The Napkin Representation
Anita M. S. Richards
a.m.s.richards at manchester.ac.uk
Tue Jul 3 08:23:37 PDT 2007
Silvia, Roy et al.,
It seems to me that there are two approaches here - one from the point of
view of people interested mainly in the time domain behaviour of variable
or erruptive sources, or of data (e.g. Solar) where the viewpoiint changes
as a function of time. The other aspect is those of us who are venturing
into the time domain as high angular resolution or sensitivity reveals
variability or allows us to study it - alongside other multi-wavelength
properties. That's what I am more familiar with, and variability is
usually a different function of time at different wavelengths - the sort
of thing that the Characterisation model should be able to cope with for
>> 2. The simplest time series table consists of 2 columns only: one
>> giving the time and one giving the observable that is varying in time.
>> Is the new representation aimed only at this very simple time series?
> The motivation above would mean that the observable is a photon flux through
> a given transmission filter, expressed as magnitude or Jansky. So the current
> target is not about the general "time series", but rather about the much more
> specific "light curve".
Two issues - if we are allowing magnitudes, can we also allow X-ray
counts? (I would like to see all data calibrated in physical units, but it
ain't, and for the history of variable objects, when there are very few
X-ray telescopes, we ahve to take what we can get).
Secondly, typically I want to label data with the waveband (radio) and
with the observing wavelength or wavelength interval (or better still
frequency, but that's not important) - there might be several observations
at one wavelength and several at another. Would this have to be in
separate data sets with the wavelength information in a header-type
structure, or in a 3rd column? If in a header-type structure, i.e.
keepinf 2 columns only, then it is even more important to maintain a
header structure which existing VO tools of all kinds will recognise.
>> For those that were not at the HTN meeting it would be useful to know
>> what are the objections against using a VOtable representation.

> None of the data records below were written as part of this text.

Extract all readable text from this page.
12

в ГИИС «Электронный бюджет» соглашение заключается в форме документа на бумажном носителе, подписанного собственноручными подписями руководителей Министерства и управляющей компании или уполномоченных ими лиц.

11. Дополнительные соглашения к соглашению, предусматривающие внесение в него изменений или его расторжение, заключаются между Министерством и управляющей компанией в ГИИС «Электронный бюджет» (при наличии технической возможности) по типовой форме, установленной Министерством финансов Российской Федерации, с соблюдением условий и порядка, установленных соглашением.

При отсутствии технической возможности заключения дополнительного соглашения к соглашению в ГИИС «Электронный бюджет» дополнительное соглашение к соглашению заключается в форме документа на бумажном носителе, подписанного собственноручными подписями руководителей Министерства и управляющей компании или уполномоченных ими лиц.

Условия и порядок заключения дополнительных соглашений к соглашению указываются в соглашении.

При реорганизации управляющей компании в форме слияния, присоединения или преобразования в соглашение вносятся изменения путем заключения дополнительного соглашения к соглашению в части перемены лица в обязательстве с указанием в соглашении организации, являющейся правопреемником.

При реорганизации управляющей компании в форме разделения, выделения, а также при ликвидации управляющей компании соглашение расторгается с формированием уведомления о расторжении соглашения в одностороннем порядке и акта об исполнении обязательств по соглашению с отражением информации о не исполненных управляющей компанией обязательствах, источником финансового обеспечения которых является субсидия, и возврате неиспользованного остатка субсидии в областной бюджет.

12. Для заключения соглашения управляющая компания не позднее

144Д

> Many people prefer a more rigid schema than VOTable provides, a more pure XML
> model. But I do not see VOTable as a necessary part of a standard, it is just
> a representation. It is the names of quantities and what they mean, that is
> the important part.
I am very very wary of additional formats; this has been suggested be fore
but the beauty of VOTable is precisely that it is very simple and the
average astronomer in the wild can get to grips with it, whereas the full
complexity of XML scares us off. More imporantly, VOTable is so widely
used that there are many tools in both astronomy adn solar physics which
use it. For example, one of the students here has just written a package
to raid the MERLIN archive for all data on X-ray binaries, process the
data with parselTongue, and convert the output to a VOTable of variability
(flux density v. time at various frequencies) which can then be merged or
compared with variability data from other observatories. The point is,
that this is not someone starting with the intention of using VO tools, it
is someone who happens to find them more useful that the alternatives,
since VOTables are more likely than any other format to be produced by the
other data providers and recognised by the tools he wants to use... so he
is surely not the only one.
Any format can be used within an observatory, etc., but whilst Roy is
technically correct to say
> Think of translating base 2 numbers to base 10, it is
> easy to do, it is just representation.
in practice, - as he said earlier - every extra bit of complication is
another pain in the posterior and a deterent to the casual user to string
another command in their workflow - and more seriously, every format
conversion is another opportunity to lose metadata.
So, I would argue that any format in which data are published should be
intelligible to tools which handle VOTables, without any special extra
tools, and that all the essential metadata defined in IVOA standards is
preserved in the VOTables.
- - - - - - - - - - - - - - - - - - - - - - - - - - - - - - - - - - - - -
Dr. Anita M. S. Richards, AstroGrid Astronomer
MERLIN/VLBI National Facility, University of Manchester,
Jodrell Bank Observatory, Macclesfield, Cheshire SK11 9DL, U.K.
tel +44 (0)1477 572683 (direct); 571321 (switchboard); 571618 (fax).